The situation with Covid will get worse before it gets better with cases "rising dramatically", medical leaders have warned.
The Academy of Medical Royal Colleges said people should remain cautious, taking measures such as wearing face coverings in crowded indoor spaces. It has warned that the NHS is under unprecedented pressure.
The government is expected to confirm whether the easing of measures in England will go ahead on 19 July. The UK is experiencing a marked increase in cases according to the Office for National Statistics, while Health Secretary Sajid Javid has previously said he would expect numbers of infections to reach about 50,000 new cases a day by that date.
The latest government figures showed an increase of 35,707 Covid cases across the UK - the highest daily figure since 22 January. Professor Helen Stokes-Lampard, chair of the Academy of Medical Royal Colleges, said the academy was cautious about issuing dire warnings but she had become profoundly concerned over the last couple of weeks about the idea of removing all restrictions on July 19.
"There seems to be a misapprehension that life will return to normal from then and that we can throw away all the precautions and, frankly, that would be dangerous," she said. In a statement the academy, which represents 23 medical bodies responsible for training and development in various specialties, said it was essential that people took a responsible approach when restrictions were formally lifted.

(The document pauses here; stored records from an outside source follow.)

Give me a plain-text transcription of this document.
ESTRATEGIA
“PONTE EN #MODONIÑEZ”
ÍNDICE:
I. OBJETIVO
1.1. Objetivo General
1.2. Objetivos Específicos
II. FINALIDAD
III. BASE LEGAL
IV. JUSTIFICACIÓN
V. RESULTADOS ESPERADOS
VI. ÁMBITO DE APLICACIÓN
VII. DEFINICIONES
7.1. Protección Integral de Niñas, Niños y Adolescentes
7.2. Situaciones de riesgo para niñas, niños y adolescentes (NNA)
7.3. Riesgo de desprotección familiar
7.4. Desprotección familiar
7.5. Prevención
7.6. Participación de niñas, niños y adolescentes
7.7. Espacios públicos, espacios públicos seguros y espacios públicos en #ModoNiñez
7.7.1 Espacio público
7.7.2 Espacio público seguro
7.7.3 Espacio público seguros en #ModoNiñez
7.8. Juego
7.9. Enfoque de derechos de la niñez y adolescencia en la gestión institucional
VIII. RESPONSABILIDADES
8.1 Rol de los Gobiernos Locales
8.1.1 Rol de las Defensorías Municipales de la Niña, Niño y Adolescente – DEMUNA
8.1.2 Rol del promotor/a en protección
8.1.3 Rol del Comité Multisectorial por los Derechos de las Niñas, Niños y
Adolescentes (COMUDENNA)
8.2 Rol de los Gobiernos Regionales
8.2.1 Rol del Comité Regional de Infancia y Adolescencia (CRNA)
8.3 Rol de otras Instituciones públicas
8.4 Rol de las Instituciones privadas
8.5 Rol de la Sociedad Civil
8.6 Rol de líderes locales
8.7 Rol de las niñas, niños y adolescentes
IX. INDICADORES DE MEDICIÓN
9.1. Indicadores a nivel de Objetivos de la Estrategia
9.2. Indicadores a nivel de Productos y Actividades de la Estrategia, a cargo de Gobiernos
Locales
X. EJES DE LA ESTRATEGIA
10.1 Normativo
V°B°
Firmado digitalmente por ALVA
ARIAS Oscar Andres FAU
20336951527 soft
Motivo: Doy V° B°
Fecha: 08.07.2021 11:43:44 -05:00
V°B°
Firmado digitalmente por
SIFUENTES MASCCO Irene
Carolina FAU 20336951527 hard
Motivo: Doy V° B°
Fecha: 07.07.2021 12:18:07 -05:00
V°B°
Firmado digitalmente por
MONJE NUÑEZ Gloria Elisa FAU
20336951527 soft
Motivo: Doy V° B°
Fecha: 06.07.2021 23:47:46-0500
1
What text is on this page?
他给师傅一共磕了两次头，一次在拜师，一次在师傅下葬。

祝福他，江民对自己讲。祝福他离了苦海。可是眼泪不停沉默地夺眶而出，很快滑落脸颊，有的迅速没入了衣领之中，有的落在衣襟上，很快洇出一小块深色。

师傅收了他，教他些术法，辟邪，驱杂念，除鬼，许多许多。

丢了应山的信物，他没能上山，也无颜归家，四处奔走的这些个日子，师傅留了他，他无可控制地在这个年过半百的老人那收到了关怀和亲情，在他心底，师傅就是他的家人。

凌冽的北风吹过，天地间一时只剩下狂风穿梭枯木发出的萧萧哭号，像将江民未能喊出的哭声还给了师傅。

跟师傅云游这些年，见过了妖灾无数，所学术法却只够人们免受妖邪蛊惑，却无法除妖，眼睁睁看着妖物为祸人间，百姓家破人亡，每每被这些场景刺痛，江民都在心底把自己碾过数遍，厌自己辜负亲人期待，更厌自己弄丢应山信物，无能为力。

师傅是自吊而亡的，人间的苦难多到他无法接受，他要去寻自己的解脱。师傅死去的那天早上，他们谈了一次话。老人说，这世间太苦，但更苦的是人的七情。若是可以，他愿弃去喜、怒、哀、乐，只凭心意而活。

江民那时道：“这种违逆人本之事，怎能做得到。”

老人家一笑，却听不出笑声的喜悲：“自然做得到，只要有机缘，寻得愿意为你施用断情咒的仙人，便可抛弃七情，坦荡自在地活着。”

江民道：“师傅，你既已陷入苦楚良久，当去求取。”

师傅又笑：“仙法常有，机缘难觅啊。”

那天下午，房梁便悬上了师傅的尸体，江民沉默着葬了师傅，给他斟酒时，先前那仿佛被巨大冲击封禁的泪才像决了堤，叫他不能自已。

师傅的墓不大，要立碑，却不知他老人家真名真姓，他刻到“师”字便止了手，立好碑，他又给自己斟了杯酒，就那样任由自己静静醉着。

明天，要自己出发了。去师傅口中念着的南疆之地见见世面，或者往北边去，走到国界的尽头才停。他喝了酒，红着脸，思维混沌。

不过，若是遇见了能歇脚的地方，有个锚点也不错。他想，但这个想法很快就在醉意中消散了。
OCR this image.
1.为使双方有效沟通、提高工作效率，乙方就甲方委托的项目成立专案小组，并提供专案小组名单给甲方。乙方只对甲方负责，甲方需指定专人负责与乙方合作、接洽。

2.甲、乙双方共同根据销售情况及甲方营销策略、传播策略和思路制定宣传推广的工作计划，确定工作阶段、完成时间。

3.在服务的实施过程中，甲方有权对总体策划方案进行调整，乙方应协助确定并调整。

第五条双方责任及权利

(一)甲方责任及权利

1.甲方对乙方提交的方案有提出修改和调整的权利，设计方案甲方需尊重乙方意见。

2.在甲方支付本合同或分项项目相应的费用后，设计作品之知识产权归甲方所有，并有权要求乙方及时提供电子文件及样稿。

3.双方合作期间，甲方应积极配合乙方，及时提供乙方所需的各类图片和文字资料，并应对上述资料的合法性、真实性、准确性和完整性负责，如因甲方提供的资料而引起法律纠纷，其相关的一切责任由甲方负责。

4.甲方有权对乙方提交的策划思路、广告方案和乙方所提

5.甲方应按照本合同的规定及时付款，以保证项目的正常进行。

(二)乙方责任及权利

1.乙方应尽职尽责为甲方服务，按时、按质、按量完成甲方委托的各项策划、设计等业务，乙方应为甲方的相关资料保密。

It warned that there was little doubt that things will get worse before they get better. The academy said there were reports of routine care being postponed due to healthcare professionals isolating amid mounting pressure as people who had stayed away from the NHS during the pandemic now sought treatment.
It added that the growth of long Covid, as well as the backlog of elective work which had built up during the crisis, meant that it is like the worst of a bad winter in July. "There is no doubt that we will get to a position when this dangerous and erratic disease is largely under control for the population as a whole and we can 'learn to live with' Covid-19.
"However, we are not in that position yet and sadly, we have to expect things to get worse again."